Leann Rimes is not a “stepmom” to new hubby Eddie Cibrian’s two sons. Sure, she married Cibrian after their much publicized affair and subsequent divorces — inheriting a new blended family along the way. But according to the self-titled “bonus mom,” “A family is a family…there is no ‘step’ about it.” From “Leann Rimes: ‘Stepmom’ Has A Bad Connotation” in the Divorce section in the Huffington Post. No author was attributed.
Leann Rimes couldn’t have said it better, even though it has been said before. You have to take the steps away. When it was all new and divorce was something unheard of, people rushed to put names on things. If you have a family and it breaks up, what happens when you join with another broken family? What are the kids called? What are the parents called?
If we would have been smart back then, we would have said, “Who cares? Just get together and get on with it!”
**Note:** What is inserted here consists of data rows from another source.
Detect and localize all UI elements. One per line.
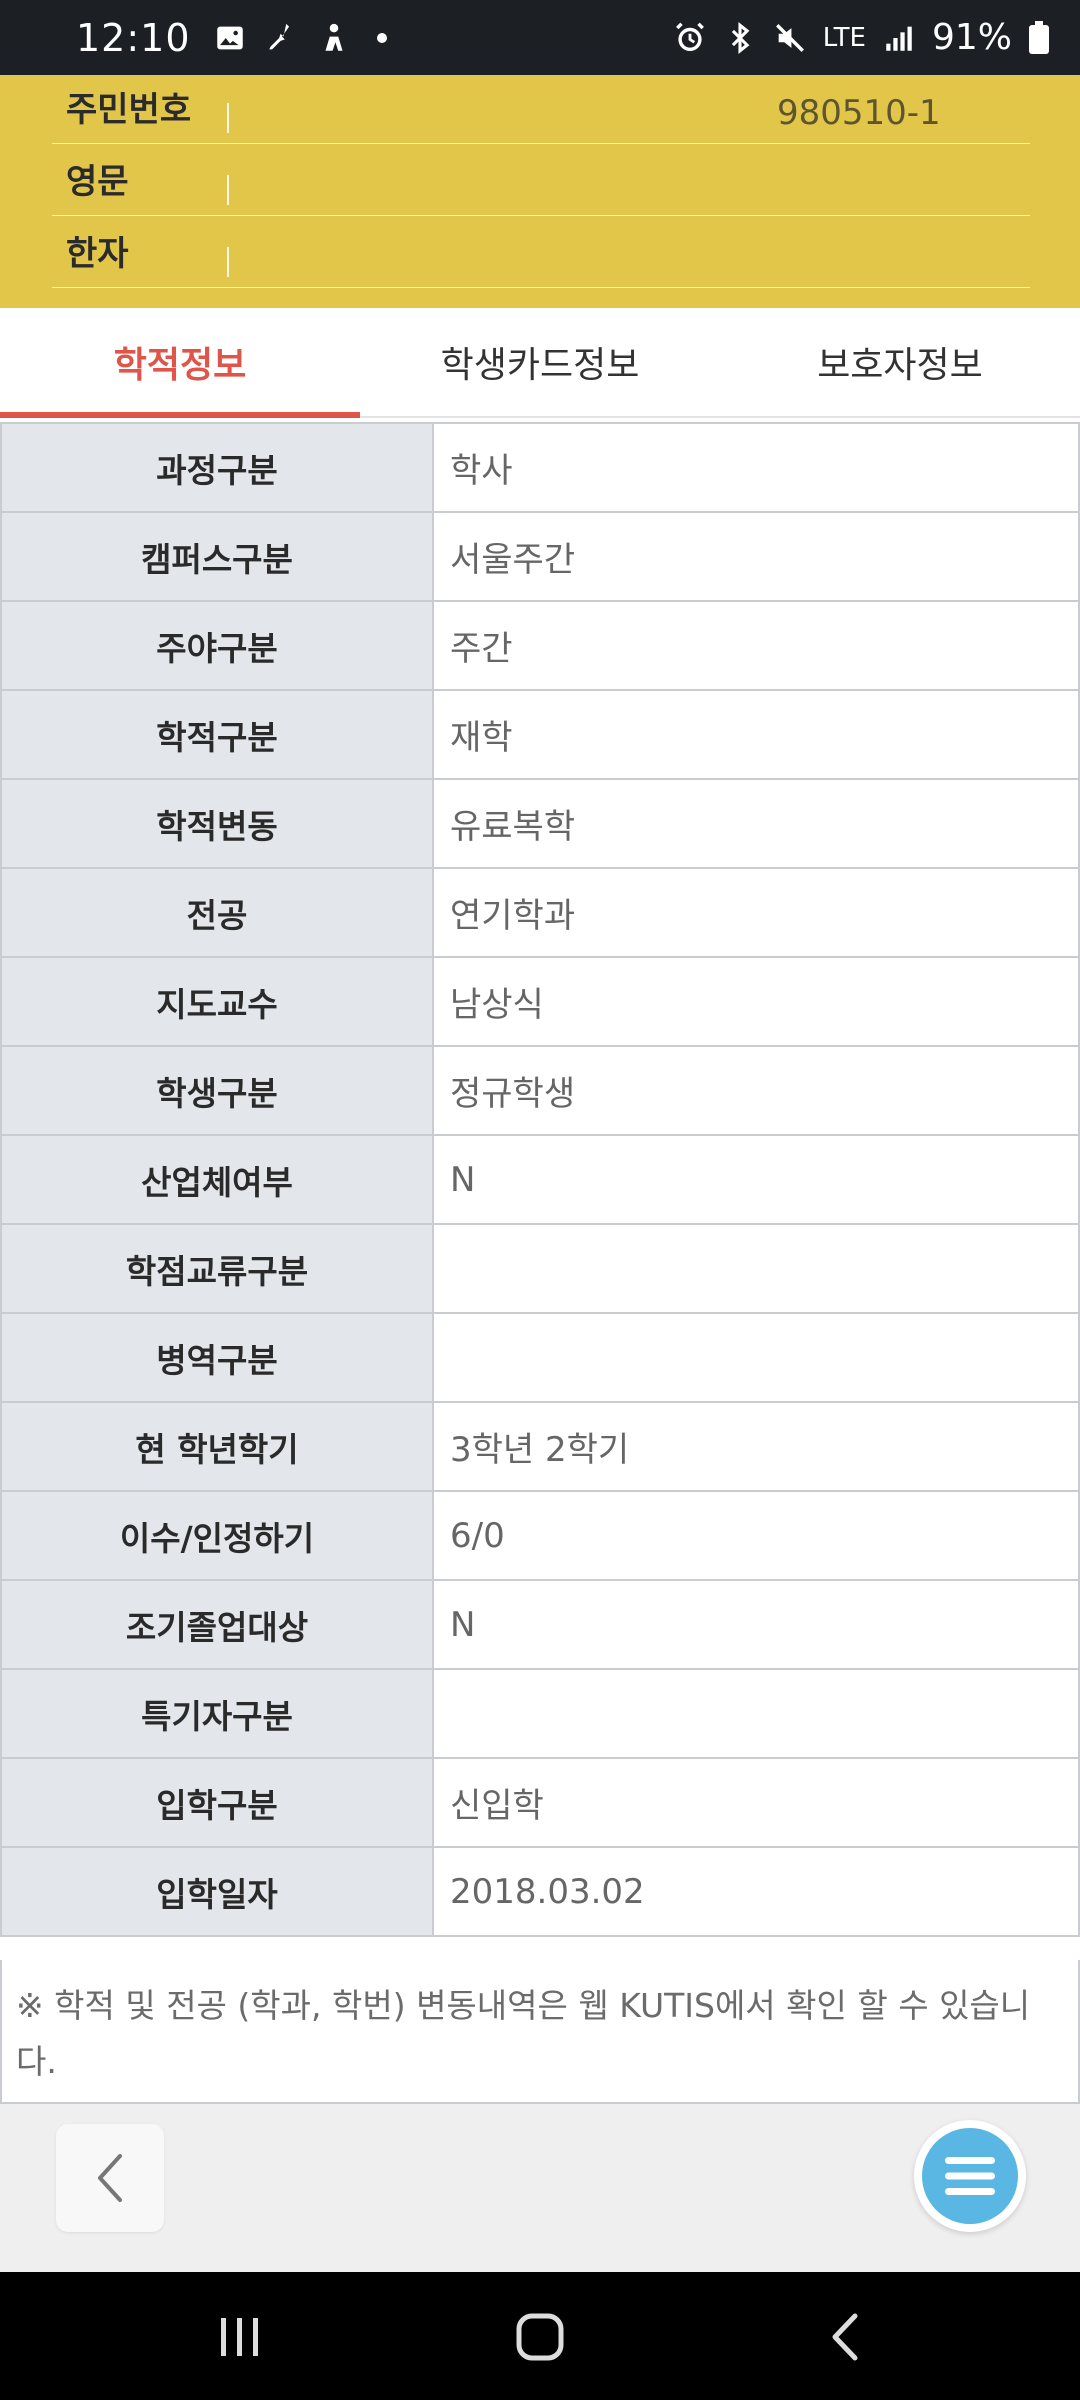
row-value: 2018.03.02 (432, 1846, 1080, 1937)
tab-guardian-info[interactable]: 보호자정보 (720, 308, 1080, 416)
table-row: 전공 연기학과 (0, 867, 1080, 958)
recents-icon (221, 2318, 258, 2356)
profile-row-resident-number: 주민번호 980510-1 (52, 75, 1030, 144)
status-bar: 12:10 LTE 91% (0, 0, 1080, 75)
row-label: 학생구분 (0, 1045, 434, 1136)
row-label: 산업체여부 (0, 1134, 434, 1225)
home-button[interactable] (505, 2302, 575, 2372)
network-type: LTE (822, 22, 866, 53)
table-row: 지도교수 남상식 (0, 956, 1080, 1047)
row-value (432, 1312, 1080, 1403)
row-value: 서울주간 (432, 511, 1080, 602)
notification-icons (213, 21, 387, 55)
battery-icon (1029, 20, 1049, 54)
bottom-action-bar (0, 2104, 1080, 2272)
row-value: N (432, 1579, 1080, 1670)
row-value: 주간 (432, 600, 1080, 691)
table-row: 학적구분 재학 (0, 689, 1080, 780)
profile-label: 주민번호 (66, 90, 192, 130)
row-label: 주야구분 (0, 600, 434, 691)
system-back-button[interactable] (810, 2302, 880, 2372)
profile-label: 한자 (66, 234, 129, 274)
menu-button-inner (922, 2128, 1018, 2224)
table-row: 캠퍼스구분 서울주간 (0, 511, 1080, 602)
profile-value: 980510-1 (777, 93, 941, 133)
recents-button[interactable] (205, 2302, 275, 2372)
row-label: 과정구분 (0, 422, 434, 513)
academic-info-table: 과정구분 학사 캠퍼스구분 서울주간 주야구분 주간 학적구분 재학 학적변동 유료복학 전공 연기학… (0, 422, 1080, 1937)
table-row: 조기졸업대상 N (0, 1579, 1080, 1670)
profile-label: 영문 (66, 162, 129, 202)
row-label: 학점교류구분 (0, 1223, 434, 1314)
notice-text: ※ 학적 및 전공 (학과, 학번) 변동내역은 웹 KUTIS에서 확인 할 … (0, 1960, 1080, 2104)
profile-row-chinese-name: 한자 (52, 215, 1030, 288)
signal-icon (886, 26, 912, 51)
row-value: 연기학과 (432, 867, 1080, 958)
table-row: 특기자구분 (0, 1668, 1080, 1759)
battery-percent: 91% (931, 17, 1012, 58)
alarm-icon (675, 22, 704, 51)
divider (227, 247, 229, 277)
row-label: 조기졸업대상 (0, 1579, 434, 1670)
broom-icon (268, 23, 289, 49)
row-label: 이수/인정하기 (0, 1490, 434, 1581)
mute-icon (775, 23, 804, 52)
chevron-left-icon (98, 2154, 122, 2202)
menu-button[interactable] (914, 2120, 1026, 2232)
divider (227, 175, 229, 205)
tab-academic-info[interactable]: 학적정보 (0, 308, 360, 418)
row-value: 유료복학 (432, 778, 1080, 869)
table-row: 산업체여부 N (0, 1134, 1080, 1225)
row-value: 6/0 (432, 1490, 1080, 1581)
bluetooth-icon (731, 21, 750, 54)
gallery-icon (216, 26, 243, 49)
home-icon (516, 2313, 564, 2361)
system-navigation-bar (0, 2272, 1080, 2400)
row-label: 특기자구분 (0, 1668, 434, 1759)
tab-bar: 학적정보 학생카드정보 보호자정보 (0, 308, 1080, 418)
row-label: 병역구분 (0, 1312, 434, 1403)
table-row: 이수/인정하기 6/0 (0, 1490, 1080, 1581)
row-value: 신입학 (432, 1757, 1080, 1848)
table-row: 현 학년학기 3학년 2학기 (0, 1401, 1080, 1492)
profile-row-english-name: 영문 (52, 143, 1030, 216)
row-label: 학적변동 (0, 778, 434, 869)
row-label: 입학일자 (0, 1846, 434, 1937)
row-value: 남상식 (432, 956, 1080, 1047)
table-row: 학생구분 정규학생 (0, 1045, 1080, 1136)
status-time: 12:10 (76, 15, 191, 60)
hamburger-menu-icon (945, 2157, 995, 2195)
row-label: 캠퍼스구분 (0, 511, 434, 602)
row-label: 현 학년학기 (0, 1401, 434, 1492)
row-value: 3학년 2학기 (432, 1401, 1080, 1492)
table-row: 입학일자 2018.03.02 (0, 1846, 1080, 1937)
table-row: 입학구분 신입학 (0, 1757, 1080, 1848)
profile-header: 주민번호 980510-1 영문 한자 (0, 75, 1080, 308)
row-value: 학사 (432, 422, 1080, 513)
row-label: 전공 (0, 867, 434, 958)
more-notifications-dot (376, 32, 387, 43)
system-status: LTE 91% (673, 17, 1050, 58)
tab-student-card-info[interactable]: 학생카드정보 (360, 308, 720, 416)
row-value (432, 1668, 1080, 1759)
person-icon (325, 23, 343, 51)
row-label: 입학구분 (0, 1757, 434, 1848)
row-value: 정규학생 (432, 1045, 1080, 1136)
back-icon (832, 2313, 858, 2361)
table-row: 학점교류구분 (0, 1223, 1080, 1314)
row-value (432, 1223, 1080, 1314)
row-value: 재학 (432, 689, 1080, 780)
table-row: 학적변동 유료복학 (0, 778, 1080, 869)
row-label: 학적구분 (0, 689, 434, 780)
divider (227, 103, 229, 133)
table-row: 병역구분 (0, 1312, 1080, 1403)
table-row: 주야구분 주간 (0, 600, 1080, 691)
row-value: N (432, 1134, 1080, 1225)
back-button[interactable] (56, 2124, 164, 2232)
row-label: 지도교수 (0, 956, 434, 1047)
table-row: 과정구분 학사 (0, 422, 1080, 513)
But, we weren’t smart. We allowed those terms to be burned in our brains. Chidren joined by marriage are steps. Children who have the same mommy, but different daddy are halfs. We let this naming go on because it made us feel as if everything was in its place when it had a name. That’s some 80’s style thinking.
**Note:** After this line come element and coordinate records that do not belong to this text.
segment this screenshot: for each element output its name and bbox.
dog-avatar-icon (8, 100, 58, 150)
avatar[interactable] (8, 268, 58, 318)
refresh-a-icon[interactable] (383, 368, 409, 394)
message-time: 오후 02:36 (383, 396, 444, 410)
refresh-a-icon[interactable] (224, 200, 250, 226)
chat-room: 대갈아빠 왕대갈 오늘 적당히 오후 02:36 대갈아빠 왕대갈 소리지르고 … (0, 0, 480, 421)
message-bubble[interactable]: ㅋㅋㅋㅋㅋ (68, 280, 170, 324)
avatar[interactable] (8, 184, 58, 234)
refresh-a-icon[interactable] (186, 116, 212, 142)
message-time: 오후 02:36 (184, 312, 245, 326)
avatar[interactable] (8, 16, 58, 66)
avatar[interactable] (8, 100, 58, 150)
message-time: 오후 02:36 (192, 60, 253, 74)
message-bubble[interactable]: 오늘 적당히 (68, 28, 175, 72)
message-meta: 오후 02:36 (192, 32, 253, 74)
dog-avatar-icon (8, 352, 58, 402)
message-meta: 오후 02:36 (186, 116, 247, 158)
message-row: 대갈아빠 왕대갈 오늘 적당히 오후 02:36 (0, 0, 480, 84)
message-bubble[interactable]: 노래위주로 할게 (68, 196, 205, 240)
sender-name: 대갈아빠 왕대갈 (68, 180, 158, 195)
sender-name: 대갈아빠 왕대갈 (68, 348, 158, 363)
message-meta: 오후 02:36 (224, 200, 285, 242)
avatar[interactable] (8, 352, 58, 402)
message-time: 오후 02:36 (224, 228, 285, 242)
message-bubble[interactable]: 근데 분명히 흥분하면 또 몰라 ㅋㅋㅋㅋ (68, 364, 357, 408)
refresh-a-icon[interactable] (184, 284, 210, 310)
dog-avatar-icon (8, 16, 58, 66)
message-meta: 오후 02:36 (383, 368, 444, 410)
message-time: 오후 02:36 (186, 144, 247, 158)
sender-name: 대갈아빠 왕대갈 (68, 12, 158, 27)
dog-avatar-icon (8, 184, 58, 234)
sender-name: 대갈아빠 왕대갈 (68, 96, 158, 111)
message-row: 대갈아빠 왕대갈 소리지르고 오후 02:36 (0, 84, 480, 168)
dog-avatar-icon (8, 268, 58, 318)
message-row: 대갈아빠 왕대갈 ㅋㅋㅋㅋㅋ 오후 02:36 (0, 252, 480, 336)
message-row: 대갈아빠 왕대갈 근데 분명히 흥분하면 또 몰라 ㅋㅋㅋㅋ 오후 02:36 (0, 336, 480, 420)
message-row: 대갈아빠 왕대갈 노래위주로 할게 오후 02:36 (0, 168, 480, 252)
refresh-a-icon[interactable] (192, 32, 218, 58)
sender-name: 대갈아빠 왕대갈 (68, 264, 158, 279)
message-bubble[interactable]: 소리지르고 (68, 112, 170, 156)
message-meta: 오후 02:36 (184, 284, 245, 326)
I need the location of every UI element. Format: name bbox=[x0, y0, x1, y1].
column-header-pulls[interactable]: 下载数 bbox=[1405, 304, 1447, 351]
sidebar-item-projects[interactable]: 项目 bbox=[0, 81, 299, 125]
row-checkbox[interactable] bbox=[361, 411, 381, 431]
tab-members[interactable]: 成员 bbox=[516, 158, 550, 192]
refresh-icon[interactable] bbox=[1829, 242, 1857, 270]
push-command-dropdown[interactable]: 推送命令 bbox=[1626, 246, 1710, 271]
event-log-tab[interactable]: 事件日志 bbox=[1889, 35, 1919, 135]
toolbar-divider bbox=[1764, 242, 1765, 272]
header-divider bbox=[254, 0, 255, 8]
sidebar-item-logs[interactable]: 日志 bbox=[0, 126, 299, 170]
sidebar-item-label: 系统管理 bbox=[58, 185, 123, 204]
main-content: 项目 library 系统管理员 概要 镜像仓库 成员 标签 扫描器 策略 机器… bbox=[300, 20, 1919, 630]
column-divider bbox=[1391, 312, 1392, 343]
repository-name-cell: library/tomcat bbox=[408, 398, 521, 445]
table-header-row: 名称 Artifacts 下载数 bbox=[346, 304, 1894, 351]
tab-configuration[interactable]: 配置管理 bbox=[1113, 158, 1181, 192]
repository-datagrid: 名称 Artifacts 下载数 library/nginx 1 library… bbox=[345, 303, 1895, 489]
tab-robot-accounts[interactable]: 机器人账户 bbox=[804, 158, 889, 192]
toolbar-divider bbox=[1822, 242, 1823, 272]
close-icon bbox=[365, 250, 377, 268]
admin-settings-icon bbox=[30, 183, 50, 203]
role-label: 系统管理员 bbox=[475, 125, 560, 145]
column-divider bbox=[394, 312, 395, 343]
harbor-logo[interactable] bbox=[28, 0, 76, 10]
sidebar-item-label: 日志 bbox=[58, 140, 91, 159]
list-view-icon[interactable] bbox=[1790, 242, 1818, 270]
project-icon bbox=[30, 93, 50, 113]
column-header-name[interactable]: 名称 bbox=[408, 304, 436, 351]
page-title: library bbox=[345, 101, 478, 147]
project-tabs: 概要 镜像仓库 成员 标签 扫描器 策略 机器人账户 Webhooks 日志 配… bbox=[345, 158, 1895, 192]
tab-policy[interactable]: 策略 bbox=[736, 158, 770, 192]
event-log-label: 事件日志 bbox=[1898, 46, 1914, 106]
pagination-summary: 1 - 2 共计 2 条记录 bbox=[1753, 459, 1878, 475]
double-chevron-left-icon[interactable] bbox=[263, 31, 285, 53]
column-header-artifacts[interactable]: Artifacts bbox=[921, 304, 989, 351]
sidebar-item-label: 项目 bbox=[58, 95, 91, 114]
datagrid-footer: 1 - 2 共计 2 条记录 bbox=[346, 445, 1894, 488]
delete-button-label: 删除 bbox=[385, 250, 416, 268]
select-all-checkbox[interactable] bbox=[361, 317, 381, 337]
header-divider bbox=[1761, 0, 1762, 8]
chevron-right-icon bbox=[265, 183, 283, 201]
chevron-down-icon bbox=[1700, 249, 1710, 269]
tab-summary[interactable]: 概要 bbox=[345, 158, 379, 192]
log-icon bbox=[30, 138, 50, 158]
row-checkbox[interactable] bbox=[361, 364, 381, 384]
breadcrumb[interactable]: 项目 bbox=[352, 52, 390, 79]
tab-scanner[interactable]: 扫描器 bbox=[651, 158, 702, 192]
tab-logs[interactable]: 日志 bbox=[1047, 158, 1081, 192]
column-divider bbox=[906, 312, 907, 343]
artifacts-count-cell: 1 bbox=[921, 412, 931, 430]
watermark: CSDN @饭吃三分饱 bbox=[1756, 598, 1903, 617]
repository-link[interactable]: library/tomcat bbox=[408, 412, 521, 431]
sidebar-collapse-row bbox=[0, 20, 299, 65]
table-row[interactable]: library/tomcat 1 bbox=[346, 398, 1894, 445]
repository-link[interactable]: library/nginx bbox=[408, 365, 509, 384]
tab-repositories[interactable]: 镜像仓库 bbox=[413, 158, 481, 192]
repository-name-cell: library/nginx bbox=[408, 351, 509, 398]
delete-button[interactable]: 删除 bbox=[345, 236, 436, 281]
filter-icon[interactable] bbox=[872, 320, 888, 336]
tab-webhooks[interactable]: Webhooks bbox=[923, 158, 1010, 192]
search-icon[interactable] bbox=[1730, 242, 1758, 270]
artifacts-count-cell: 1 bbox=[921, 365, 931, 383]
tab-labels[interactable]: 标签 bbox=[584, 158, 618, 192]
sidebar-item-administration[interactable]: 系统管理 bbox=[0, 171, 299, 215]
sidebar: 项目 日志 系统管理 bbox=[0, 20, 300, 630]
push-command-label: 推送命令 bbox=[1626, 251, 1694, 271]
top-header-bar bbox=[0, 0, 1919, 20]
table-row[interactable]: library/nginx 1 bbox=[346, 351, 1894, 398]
But now, a family is a family. Even though marriages break up, that doesn’t mean the world is going to end. It will keep turning and hopefully two lost souls will find each other and put two broken marriages together. The argument could be made that families struggling to stay together are not as healthy as a family made from two. At least, they had the common sense to call it quits for the benefit of everyone involved.
The Huff Post as it likes to call itself has a compelete Divorce section. That’s how common divorce is getting. But, I just had a major revelation. It started with my notion that divorce is still somewhat new and because it’s common enough, it calls for its own section in the Huffington Post. But then I had the thought that divorce isn’t so commonplace that a Divorce section isn’t warranted. I mean if it were just another fact of life, we wouldn’t need… That’s when it dawned on me! That thought was where I stopped from one way of thinking and completely reversed.
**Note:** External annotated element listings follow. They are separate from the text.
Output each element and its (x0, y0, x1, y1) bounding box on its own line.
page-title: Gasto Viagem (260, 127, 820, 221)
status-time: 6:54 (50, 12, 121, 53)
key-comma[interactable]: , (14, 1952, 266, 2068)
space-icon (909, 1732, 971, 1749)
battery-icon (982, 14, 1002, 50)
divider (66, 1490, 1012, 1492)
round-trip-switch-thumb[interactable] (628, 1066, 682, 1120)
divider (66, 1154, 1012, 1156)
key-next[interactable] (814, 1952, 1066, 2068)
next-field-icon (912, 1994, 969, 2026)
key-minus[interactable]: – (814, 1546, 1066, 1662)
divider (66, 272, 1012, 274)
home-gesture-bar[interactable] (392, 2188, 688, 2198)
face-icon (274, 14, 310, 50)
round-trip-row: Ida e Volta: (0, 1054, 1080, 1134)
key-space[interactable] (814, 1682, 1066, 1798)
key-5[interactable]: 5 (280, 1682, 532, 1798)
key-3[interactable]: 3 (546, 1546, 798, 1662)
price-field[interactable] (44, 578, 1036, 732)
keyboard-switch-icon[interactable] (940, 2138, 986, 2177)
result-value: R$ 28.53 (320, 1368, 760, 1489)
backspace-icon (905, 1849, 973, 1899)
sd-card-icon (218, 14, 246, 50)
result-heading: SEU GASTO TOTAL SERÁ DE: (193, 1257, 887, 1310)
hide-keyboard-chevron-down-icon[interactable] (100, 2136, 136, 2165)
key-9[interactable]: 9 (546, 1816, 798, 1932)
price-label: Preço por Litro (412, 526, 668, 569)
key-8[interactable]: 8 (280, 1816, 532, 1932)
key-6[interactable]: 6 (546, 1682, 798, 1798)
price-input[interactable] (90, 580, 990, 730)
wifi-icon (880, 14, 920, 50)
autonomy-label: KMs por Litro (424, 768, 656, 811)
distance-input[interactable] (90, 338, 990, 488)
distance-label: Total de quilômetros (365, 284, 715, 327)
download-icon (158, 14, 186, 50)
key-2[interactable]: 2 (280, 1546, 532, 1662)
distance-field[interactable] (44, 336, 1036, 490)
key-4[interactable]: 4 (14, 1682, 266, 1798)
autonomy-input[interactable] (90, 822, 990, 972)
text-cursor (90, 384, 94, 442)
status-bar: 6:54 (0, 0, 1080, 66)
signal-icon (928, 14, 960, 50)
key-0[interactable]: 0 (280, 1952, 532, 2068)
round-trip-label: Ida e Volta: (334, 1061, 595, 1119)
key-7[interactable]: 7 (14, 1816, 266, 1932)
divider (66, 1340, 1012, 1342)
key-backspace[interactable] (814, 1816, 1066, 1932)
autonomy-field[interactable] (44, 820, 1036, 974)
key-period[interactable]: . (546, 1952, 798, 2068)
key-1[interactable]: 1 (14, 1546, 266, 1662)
Divorce has arrived. It’s a section in the newspaper along with Entertainment, Business and Politics. It’s Life. So, why have marriage then? If being married isn’t going to be any more special than dating, why put yourself through it?
You’re going to love and fall in love many times over throughout your life. But, I would save the marriage for when you know it’s right. It feels right and it’s with the right person. Don’t get married if it’s just something to do on a hot day on Tuesday. When your kids are involved, you need to try to give them as stable of a life as you can. As a single parent, that’s tougher than usual. But, bouncing from marriage to marriage doesn’t help things. Just try to make the best decisions you can.
Forget that you’re lonely. Forget that you don’t have much of a life outside of your family. Just think of your children. Always think of your children. Because the life you have inside your family is much greater than any action you can get outside of it!